¿Dónde se esconde nuestro fanático?
Diario Vasco, , 16-09-2021El concepto ‘talibán’, además de su acepción concreta relacionada con el movimiento y organización militar del islamismo fundamentalista, se suele utilizar de forma inadecuada para referirse a cualquier fanático intransigente o alguna ideología que defiende de forma extrema sus creencias y determina la acción política, policial y militar a partir de técnicas totalitarias y excluyentes.
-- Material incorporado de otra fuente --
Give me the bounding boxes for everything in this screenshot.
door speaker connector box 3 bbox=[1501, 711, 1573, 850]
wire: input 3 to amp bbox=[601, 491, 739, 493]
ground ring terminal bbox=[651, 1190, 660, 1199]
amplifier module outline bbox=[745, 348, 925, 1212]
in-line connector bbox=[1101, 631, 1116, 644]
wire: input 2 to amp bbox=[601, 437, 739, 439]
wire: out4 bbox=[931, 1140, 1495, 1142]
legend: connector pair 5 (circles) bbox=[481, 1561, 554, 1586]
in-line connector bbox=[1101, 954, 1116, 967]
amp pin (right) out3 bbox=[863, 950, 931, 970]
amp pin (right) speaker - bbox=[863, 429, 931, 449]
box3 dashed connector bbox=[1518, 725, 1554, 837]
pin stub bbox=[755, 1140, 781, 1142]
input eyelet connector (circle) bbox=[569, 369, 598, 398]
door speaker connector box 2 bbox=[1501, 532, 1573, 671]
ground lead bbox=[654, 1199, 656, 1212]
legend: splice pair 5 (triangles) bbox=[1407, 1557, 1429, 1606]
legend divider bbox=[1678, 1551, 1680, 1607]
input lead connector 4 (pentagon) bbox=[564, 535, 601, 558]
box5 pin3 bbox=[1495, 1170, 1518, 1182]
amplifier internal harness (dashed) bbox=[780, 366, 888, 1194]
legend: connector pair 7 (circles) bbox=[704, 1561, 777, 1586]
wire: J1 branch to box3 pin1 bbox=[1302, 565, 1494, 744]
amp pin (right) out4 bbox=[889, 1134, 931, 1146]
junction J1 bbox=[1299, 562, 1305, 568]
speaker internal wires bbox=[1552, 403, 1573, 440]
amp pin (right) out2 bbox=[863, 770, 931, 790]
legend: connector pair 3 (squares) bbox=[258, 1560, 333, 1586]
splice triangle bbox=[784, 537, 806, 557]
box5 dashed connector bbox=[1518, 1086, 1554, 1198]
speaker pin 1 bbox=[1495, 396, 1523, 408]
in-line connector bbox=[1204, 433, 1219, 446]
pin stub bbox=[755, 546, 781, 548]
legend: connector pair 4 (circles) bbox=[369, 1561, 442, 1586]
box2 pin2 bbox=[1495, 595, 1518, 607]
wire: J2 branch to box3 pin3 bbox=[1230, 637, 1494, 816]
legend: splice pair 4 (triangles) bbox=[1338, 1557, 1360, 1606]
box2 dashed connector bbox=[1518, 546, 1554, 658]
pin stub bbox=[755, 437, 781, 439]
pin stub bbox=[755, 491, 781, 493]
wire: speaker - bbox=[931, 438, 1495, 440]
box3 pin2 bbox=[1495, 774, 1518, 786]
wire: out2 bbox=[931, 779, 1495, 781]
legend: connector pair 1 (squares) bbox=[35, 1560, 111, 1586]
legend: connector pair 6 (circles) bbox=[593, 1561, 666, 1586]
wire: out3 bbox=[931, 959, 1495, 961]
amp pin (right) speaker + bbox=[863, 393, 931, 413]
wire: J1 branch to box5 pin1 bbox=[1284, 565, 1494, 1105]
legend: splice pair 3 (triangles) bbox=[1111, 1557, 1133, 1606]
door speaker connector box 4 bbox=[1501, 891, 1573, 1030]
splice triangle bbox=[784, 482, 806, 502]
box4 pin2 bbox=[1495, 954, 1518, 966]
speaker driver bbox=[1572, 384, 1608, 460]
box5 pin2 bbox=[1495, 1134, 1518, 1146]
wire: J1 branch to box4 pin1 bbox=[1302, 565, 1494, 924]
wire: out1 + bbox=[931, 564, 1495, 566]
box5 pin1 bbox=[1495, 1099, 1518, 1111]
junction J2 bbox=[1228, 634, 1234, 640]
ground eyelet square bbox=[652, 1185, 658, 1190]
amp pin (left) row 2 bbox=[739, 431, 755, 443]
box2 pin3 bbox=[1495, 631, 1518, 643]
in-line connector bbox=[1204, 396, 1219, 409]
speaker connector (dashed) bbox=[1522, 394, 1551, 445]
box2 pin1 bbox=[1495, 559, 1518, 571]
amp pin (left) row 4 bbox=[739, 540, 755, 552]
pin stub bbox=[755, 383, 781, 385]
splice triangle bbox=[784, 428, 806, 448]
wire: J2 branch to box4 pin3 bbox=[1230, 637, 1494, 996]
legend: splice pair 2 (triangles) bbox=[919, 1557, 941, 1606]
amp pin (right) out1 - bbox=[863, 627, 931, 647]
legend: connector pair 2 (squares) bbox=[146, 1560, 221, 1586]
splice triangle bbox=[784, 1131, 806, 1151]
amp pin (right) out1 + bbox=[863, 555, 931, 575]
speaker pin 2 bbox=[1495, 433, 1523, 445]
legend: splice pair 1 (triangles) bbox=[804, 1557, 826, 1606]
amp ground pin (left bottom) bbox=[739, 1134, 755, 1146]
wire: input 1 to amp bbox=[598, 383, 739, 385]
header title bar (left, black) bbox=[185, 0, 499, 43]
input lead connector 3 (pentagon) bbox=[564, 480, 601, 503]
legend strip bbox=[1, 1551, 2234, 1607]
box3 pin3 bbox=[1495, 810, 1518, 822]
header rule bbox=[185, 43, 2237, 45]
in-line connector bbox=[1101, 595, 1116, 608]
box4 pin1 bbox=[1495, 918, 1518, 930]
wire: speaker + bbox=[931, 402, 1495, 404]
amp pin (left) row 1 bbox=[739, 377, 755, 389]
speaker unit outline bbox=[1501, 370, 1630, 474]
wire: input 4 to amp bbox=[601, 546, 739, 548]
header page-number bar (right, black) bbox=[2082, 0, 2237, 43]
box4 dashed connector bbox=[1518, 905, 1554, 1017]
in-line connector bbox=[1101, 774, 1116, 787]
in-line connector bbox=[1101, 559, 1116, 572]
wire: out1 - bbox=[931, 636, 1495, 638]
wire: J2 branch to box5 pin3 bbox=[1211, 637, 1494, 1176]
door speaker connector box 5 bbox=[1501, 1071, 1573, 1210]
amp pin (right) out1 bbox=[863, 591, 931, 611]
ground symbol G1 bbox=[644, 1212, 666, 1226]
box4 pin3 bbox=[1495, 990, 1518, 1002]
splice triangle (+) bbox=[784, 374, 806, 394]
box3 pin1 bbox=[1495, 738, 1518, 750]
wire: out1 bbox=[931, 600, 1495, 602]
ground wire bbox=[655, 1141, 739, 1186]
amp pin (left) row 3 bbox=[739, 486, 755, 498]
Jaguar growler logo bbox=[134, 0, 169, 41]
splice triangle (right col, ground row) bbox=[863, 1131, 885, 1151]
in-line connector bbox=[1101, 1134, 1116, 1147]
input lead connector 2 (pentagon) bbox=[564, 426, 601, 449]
La historia nos ha mostrado muchas veces que el par amigo-enemigo, sobre el que Carl Schmitt teorizó en ‘El concepto de lo político’ (1932) y se utilizó para justificar el nazismo, puede hacer que cualquiera, en un momento dado, sea capaz de usar la violencia o tomar las armas para defender ideas, religiones, naciones, razas o privilegios de clase. Así, señalar un enemigo nos define en lo que somos y en lo que podríamos llegar a ser, incluso lo que seríamos capaces de hacer para desembarazarnos de él si desplegáramos un odio fanático sin limitaciones. Es una cuestión muy compleja. Incluso las revoluciones y movimientos de liberación y emancipación, que emplean la violencia defensiva en procesos de guerras y destrucción para garantizar su supervivencia y su derecho a existir, pueden llegar a convertirse en instrumentos de dominación y opresión. Sigmund Freud en ‘De guerra y de muerte. Temas de actualidad’, publicado en plena Primera Guerra Mundial, nos señaló que la violencia no es exterior a la vida sino esencial a ella. Parafraseando a este autor, la civilización podría ser entendida como un sistema de protección de la vida o, por el contrario, como la capacidad para aniquilarla. Lacan le replicaría unos años más adelante con la afirmación: «Ya somos de sobra una civilización del odio».
Esta es una de las grandes paradojas con las que el ser humano se ha enfrentado a lo largo de los tiempos. La ‘pulsión de vida’, de auto conservación y cuidado mutuo y, a su lado, la ‘pulsión de muerte’ –concepto propuesto por primera vez en 1912 por la psicoanalista rusa Sabina Spielrein en ‘La destrucción como causa del devenir’–, de autodestrucción y confrontaciones bélicas. El amor y el odio son intrínsecas a la realidad psíquica y determinan las relaciones con nuestros semejantes.
Más recientemente, Achile Mbembe, conocido por desarrollar la noción de ‘necropolítica’, en ‘Políticas de la enemistad’, reinterpreta los análisis del colonialismo y el esclavismo de Frantz Fanon mencionando que en lo esencial la historia es una sucesión de homicidios de pueblos a pueblos. Y nos dice que podría ser que nuestras democracias hayan sido solo comunidades de semejantes, es decir círculos de separación; que podría ser que la democracia universal liberal siempre haya tenido esclavos, ese conjunto de personas que, de una u otra manera, siempre son percibidas como parte del extranjero, poblaciones excedentes, indeseables, de las que uno sueña con librarse y, por esa razón, total o parcialmente son privados de derechos. Por el momento –añade– baste con repetirlo: nuestra época es de la separación, de los movimientos de odio, de la hostilidad y sobre todo, de la lucha contra el enemigo.
También bell hooks (Gloria Jean Watkins) en ‘Una revolución de los valores’, publicado en ‘Enseñar a trasgredir. La educación como práctica de la libertad’, escribe que hoy en día, vivimos en una civilización que se tambalea. Vivimos en el caos, la incertidumbre sobre la posibilidad de construir y sostener una comunidad. «El mayor compromiso de los personajes públicos que más nos hablan del retorno a valores antiguos es con el mantenimiento de sistemas de dominación: el racismo, el sexismo, la explotación de clases (…) que nos hacen creer que la dominación es ‘natural’, que está bien que los fuertes se impongan sobre los débiles, los poderosos sobre los que no tienen poder». Lo que más le asombra a esta autora es «que tanta gente diga no aceptar estos valores, cuando nuestro rechazo colectivo de los mismos no puede ser completo si prevalecen en nuestra vidas cotidianas».
Martin Luther King, que se negó a alistarse en el ejército y en la década de 1970 criticó con dureza la intervención de EE UU en la guerra de Vietnam (si no lo hubieran asesinado con seguridad lo habría hecho en las sucesivas invasiones de Somalia, Afganistán e Irak), nos enseñó a entender que «si queremos paz en la tierra», nuestras lealtades deben trascender nuestra raza, nuestro clan o religión, nuestra clase y nación.